In the fall 2023 issue of HydroVisions, Haley & Aldrich’s Raghavendra Suribhatla Maruti and Daniele Spirandelli highlighted key elements of the California Department of Toxic Substances Control’s (DTSC) draft guidance for factoring sea level rise (SLR) into contaminated site management.  

SLR could “lead to inundation at contaminated sites, halt remediation operations, and remobilize contaminants,” they wrote in the article “DTSC’s Draft Guidance on Incorporating Sea Level Rise (SLR) into Contaminated Site Cleanup,” co-authored with Roohi Toosi of APEX Environmental & Water Resources. A remediation approach that mitigates these impacts “represents a new paradigm for the remediation industry and will require a collaborative effort between stakeholders, regulators, and practitioners to tackle challenges posed by SLR.” 

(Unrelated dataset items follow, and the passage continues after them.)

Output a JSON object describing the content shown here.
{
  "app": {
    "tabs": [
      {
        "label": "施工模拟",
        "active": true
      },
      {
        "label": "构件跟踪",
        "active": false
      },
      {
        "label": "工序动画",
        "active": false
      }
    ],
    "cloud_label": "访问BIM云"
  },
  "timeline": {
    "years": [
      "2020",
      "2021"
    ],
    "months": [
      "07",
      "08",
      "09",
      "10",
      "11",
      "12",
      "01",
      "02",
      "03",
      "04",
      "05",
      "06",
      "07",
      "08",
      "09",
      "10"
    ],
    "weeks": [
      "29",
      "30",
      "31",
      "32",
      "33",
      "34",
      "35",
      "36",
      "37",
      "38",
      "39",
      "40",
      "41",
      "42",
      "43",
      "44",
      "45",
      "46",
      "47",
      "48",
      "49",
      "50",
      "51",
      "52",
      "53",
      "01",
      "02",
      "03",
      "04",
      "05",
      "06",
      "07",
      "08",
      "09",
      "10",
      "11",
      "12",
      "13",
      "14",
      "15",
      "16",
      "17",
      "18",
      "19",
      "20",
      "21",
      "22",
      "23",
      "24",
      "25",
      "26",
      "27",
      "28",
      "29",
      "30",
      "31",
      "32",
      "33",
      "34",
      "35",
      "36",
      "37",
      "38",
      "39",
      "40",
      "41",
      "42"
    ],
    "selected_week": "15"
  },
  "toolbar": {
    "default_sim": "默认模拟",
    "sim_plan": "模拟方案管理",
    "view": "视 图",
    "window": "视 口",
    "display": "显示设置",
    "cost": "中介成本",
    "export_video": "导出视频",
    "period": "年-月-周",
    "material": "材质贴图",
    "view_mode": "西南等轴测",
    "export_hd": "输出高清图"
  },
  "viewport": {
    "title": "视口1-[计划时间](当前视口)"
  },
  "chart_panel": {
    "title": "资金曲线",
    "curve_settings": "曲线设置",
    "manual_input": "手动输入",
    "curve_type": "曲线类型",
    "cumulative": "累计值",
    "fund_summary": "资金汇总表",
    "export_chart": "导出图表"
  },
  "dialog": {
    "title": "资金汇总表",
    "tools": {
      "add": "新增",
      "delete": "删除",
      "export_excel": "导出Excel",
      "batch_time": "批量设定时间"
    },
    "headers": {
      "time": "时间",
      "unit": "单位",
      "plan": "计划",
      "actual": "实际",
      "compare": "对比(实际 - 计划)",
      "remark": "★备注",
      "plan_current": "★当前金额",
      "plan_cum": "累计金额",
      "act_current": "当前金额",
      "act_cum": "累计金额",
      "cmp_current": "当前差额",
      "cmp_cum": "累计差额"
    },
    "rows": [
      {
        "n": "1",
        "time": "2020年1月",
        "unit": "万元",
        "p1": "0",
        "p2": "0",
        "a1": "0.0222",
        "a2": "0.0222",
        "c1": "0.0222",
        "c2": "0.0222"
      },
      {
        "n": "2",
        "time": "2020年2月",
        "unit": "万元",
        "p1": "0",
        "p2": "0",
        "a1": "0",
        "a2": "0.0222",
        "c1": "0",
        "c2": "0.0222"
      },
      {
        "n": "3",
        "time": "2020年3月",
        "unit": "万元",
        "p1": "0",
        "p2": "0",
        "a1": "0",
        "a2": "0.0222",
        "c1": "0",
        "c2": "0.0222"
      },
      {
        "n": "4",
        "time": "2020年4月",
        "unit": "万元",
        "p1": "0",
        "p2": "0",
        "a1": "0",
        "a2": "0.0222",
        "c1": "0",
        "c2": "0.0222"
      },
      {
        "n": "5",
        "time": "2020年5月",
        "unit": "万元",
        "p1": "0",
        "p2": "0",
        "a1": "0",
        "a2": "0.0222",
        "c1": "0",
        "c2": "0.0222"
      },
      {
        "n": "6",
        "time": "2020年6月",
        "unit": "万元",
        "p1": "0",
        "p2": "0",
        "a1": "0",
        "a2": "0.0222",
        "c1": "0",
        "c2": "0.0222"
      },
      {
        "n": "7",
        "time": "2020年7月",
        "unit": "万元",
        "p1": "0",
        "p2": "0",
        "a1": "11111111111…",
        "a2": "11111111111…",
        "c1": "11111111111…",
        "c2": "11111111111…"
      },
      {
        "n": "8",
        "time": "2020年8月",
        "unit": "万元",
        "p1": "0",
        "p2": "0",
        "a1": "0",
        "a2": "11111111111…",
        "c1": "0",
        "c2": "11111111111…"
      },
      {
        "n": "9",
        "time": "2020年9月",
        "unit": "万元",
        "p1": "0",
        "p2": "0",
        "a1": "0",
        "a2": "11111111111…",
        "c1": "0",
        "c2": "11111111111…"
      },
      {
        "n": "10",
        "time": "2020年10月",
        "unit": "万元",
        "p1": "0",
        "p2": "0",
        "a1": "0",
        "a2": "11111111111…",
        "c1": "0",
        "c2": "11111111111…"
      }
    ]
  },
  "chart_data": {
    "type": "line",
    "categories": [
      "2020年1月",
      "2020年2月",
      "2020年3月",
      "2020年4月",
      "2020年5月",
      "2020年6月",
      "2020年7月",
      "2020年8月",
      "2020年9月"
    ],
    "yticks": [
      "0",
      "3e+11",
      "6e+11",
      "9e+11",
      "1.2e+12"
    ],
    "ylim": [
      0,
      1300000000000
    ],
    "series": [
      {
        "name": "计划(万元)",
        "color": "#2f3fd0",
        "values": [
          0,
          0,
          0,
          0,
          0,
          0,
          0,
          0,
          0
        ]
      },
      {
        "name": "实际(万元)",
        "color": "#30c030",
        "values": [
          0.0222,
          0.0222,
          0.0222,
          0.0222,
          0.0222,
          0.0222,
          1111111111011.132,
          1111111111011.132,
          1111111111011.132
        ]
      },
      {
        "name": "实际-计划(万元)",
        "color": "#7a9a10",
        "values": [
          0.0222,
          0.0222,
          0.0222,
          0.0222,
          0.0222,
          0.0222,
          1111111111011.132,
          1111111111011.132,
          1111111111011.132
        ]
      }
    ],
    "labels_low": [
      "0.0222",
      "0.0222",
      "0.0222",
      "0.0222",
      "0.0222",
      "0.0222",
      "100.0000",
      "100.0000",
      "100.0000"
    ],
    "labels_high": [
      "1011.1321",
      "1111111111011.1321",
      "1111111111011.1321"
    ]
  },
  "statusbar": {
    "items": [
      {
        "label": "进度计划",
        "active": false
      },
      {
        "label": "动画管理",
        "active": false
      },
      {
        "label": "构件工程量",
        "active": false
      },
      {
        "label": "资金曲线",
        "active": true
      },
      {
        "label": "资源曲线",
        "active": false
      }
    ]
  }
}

As part of that paradigm shift, some states and the U.S. federal government have begun formalizing related guidance. The authors summarized the DTSC’s draft recommendations, and discussed guidance put forth by the U.S. Environmental Protection Agency and the Washington State Department of Ecology — the first U.S. state body to put forth remediation guidance related to SLR.  

“Potential impacts to be evaluated include changes to site hydrogeology, geochemistry, and exposure pathways, thus resulting in a comprehensive re-evaluation of the conceptual site model (CSM) under projected SLR,” they wrote. “Most salient of these impacts are remobilization of residual contamination, alteration of groundwater flow and contaminated transport, and elevated vapor intrusion potential.”  

The authors expect that the DTSC will update its draft guidance in the first quarter of 2024, following a comment period that closed in fall 2023.